Temps de Lecture 3 min.

Ce fut l’un des principaux sujets d’opposition à l’exécutif, jusque dans la majorité parlementaire, lors de l’examen du projet de loi pour rétablir « la confiance dans la vie politique », en juillet 2017. Faut-il faire sauter le « verrou de Bercy », ce monopole de l’administration fiscale qui, en France, est la seule à pouvoir décider d’engager des poursuites pénales en matière de fraude fiscale ?

C’est pour éclairer cette question, qui avait fédéré cet été depuis La France insoumise jusqu’aux Républicains en passant par Nouvelle Gauche et l’UDI, que vient d’être lancée une mission d’information sur les procédures de poursuite des infractions fiscales.

Composée de dix-neuf députés de tous bords politiques, elle débutera mardi 16 janvier ses auditions de représentants de l’administration judiciaire, fiscale et autres ONG. Objectif : « décider s’il faut ou non maintenir le verrou de Bercy, ou l’adapter », a indiqué Eric Diard, son président (LR).

« La mission aura pour objet d’examiner comment on déclenche la plainte pour fraude fiscale, comment le ministre chargé du budget intervient », mais aussi de pallier « un manque de transparence » sur le sujet, a expliqué Emilie Cariou (LRM), ancienne de l’administration de Bercy et de l’Autorité des marchés financiers, et rapporteuse de la mission.

Aujourd’hui, hormis certains cas comme le blanchiment de fraude fiscale, c’est la commission des infractions fiscales (CIF), composée de magistrats et de personnalités qualifiées, qui décide des dossiers fiscaux à transmettre aux tribunaux.
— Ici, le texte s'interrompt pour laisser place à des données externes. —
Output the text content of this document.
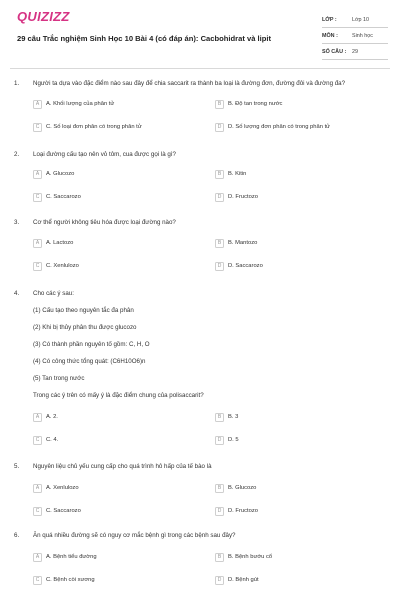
QUIZIZZ
29 câu Trắc nghiệm Sinh Học 10 Bài 4 (có đáp án): Cacbohidrat và lipit
LỚP :	Lớp 10
MÔN :	Sinh học
SỐ CÂU :	29
1. Người ta dựa vào đặc điểm nào sau đây để chia saccarit ra thành ba loại là đường đơn, đường đôi và đường đa?
A	A. Khối lượng của phân tử	B	B. Độ tan trong nước
C	C. Số loại đơn phân có trong phân tử	D	D. Số lượng đơn phân có trong phân tử
2. Loại đường cấu tạo nên vỏ tôm, cua được gọi là gì?
A	A. Glucozo	B	B. Kitin
C	C. Saccarozo	D	D. Fructozo
3. Cơ thể người không tiêu hóa được loại đường nào?
A	A. Lactozo	B	B. Mantozo
C	C. Xenlulozo	D	D. Saccarozo
4. Cho các ý sau:
(1) Cấu tạo theo nguyên tắc đa phân
(2) Khi bị thủy phân thu được glucozo
(3) Có thành phần nguyên tố gồm: C, H, O
(4) Có công thức tổng quát: (C6H10O6)n
(5) Tan trong nước
Trong các ý trên có mấy ý là đặc điểm chung của polisaccarit?
A	A. 2.	B	B. 3
C	C. 4.	D	D. 5
5. Nguyên liệu chủ yếu cung cấp cho quá trình hô hấp của tế bào là
A	A. Xenlulozo	B	B. Glucozo
C	C. Saccarozo	D	D. Fructozo
6. Ăn quá nhiều đường sẽ có nguy cơ mắc bệnh gì trong các bệnh sau đây?
A	A. Bệnh tiểu đường	B	B. Bệnh bướu cổ
C	C. Bệnh còi xương	D	D. Bệnh gút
Saisie à l’initiative du fisc, lui-même sous la responsabilité du ministre du budget, la CIF traite chaque année environ un millier de cas, et ne rejette que 5 % à 7 % des demandes de poursuites. Mais le niveau des amendes, accusé d’être plus faible que les peines judiciaires, les soupçons d’arrangements à l’amiable et le flou sur les critères de transmission de dossiers concentrent les critiques. 

Les avancées sont lentes

« A la CIF, vous n’avez jamais de gros poissons (…) parce que [Bercy] leur dit : soit vous payez, soit je vous envoie à la CIF », ce qui pose un « problème d’égalité des citoyens devant la loi pénale », avait estimé cet été Charles de Courson (Les Constructifs), membre de la mission d’information. « C’est un système d’ancien régime, qui revient à gérer les choses entre bons amis », fustige Eric Coquerel (LFI), également membre de la mission.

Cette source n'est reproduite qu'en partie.